Personal information
- Born: December 20, 1933 Pennsylvania, U.S.
- Died: December 24, 2010 (aged 77) Johnstown, Pennsylvania, U.S.
- Listed height: 5 ft 10 in (1.78 m)
- Listed weight: 205 lb (93 kg)

Career history
- Calgary Stampeders (1959);

Awards and highlights
- Second-team All-American (1956); First-team All-Big Ten (1956);

= John Matsko (gridiron football player) =

American football player (1933–2010)

John Matsko Jr. (December 20, 1933 – December 24, 2010) was an American football player. He played Center for the Michigan State Spartans football team and was selected as a first-team All-Big Ten Conference player and second-team All-American in 1956.

Matsko grew up in Cambria County, Pennsylvania. He attended Adams-Summerhill High School in St. Michael, Pennsylvania, and won a total of 12 varsity letters in football, baseball, basketball and track.
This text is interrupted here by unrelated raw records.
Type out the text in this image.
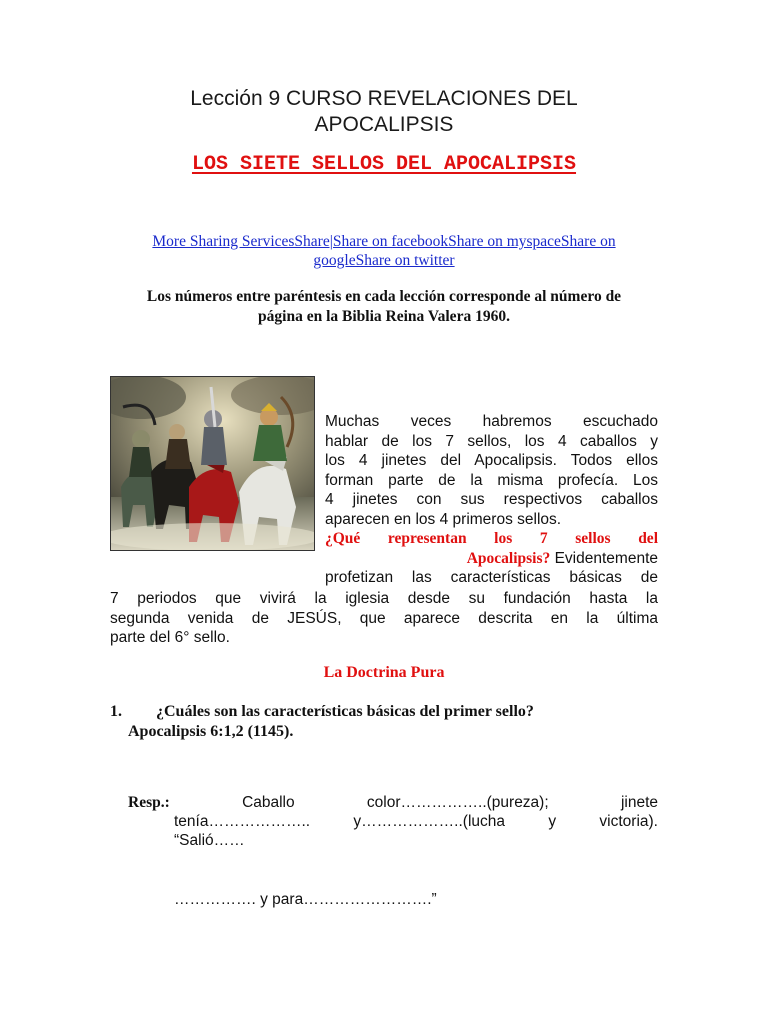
Lección 9 CURSO REVELACIONES DEL
APOCALIPSIS
LOS SIETE SELLOS DEL APOCALIPSIS
More Sharing ServicesShare|Share on facebookShare on myspaceShare on
googleShare on twitter
Los números entre paréntesis en cada lección corresponde al número de
página en la Biblia Reina Valera 1960.
Muchas veces habremos escuchado
hablar de los 7 sellos, los 4 caballos y
los 4 jinetes del Apocalipsis. Todos ellos
forman parte de la misma profecía. Los
4 jinetes con sus respectivos caballos
aparecen en los 4 primeros sellos.
¿Qué representan los 7 sellos del
Apocalipsis? Evidentemente
profetizan las características básicas de
7 periodos que vivirá la iglesia desde su fundación hasta la
segunda venida de JESÚS, que aparece descrita en la última
parte del 6° sello.
La Doctrina Pura
1. ¿Cuáles son las características básicas del primer sello?
Apocalipsis 6:1,2 (1145).
Resp.:	Caballo color……………..(pureza); jinete
tenía……………….. y………………..(lucha y victoria).
“Salió……
……………. y para…………………….”
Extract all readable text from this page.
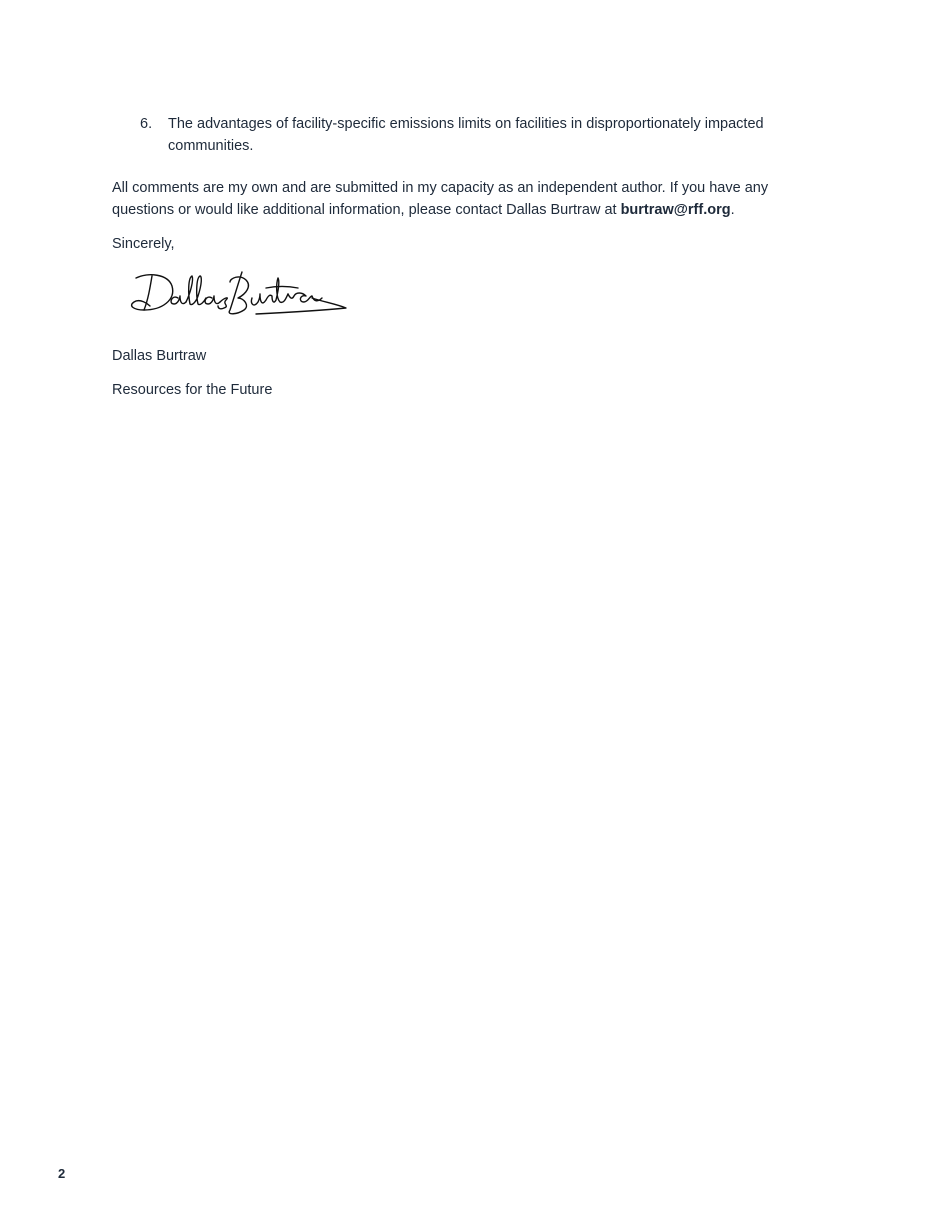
6. The advantages of facility-specific emissions limits on facilities in disproportionately impacted communities.
All comments are my own and are submitted in my capacity as an independent author. If you have any questions or would like additional information, please contact Dallas Burtraw at burtraw@rff.org.
Sincerely,
Dallas Burtraw
Resources for the Future
2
He was offered a contract to play professional baseball for the Pittsburgh Pirates, but opted to play college football at Michigan State College.

Matsko played at the center position at Michigan State and also handled place-kicking for the team. He was captain of the 1956 Michigan State Spartans football team that compiled a 9–1 record and was ranked #9 in the final AP Poll. At the end of the season, he was selected by the United Press (UP), International News Service (INS), and Newspaper Enterprise Association (NEA) as a second-team player on the 1956 College Football All-America Team. He was also selected by the Associated Press (AP) as a first-team player on the 1956 All-Big Ten Conference football team. The United Press (UP) selected him as the second-team All-Big Ten center.

In August 1957, Matsko played for the college all-stars in Chicago and was in discussions with the Hamilton Tiger-Cats of the Canadian Football League (CFL). He ultimately played for the Calgary Stampeders during the 1959 CFL season.

In 1960, after retiring from professional football, Matsko was hired as a junior high school social studies teacher and assistant football coach in Ferndale, Pennsylvania.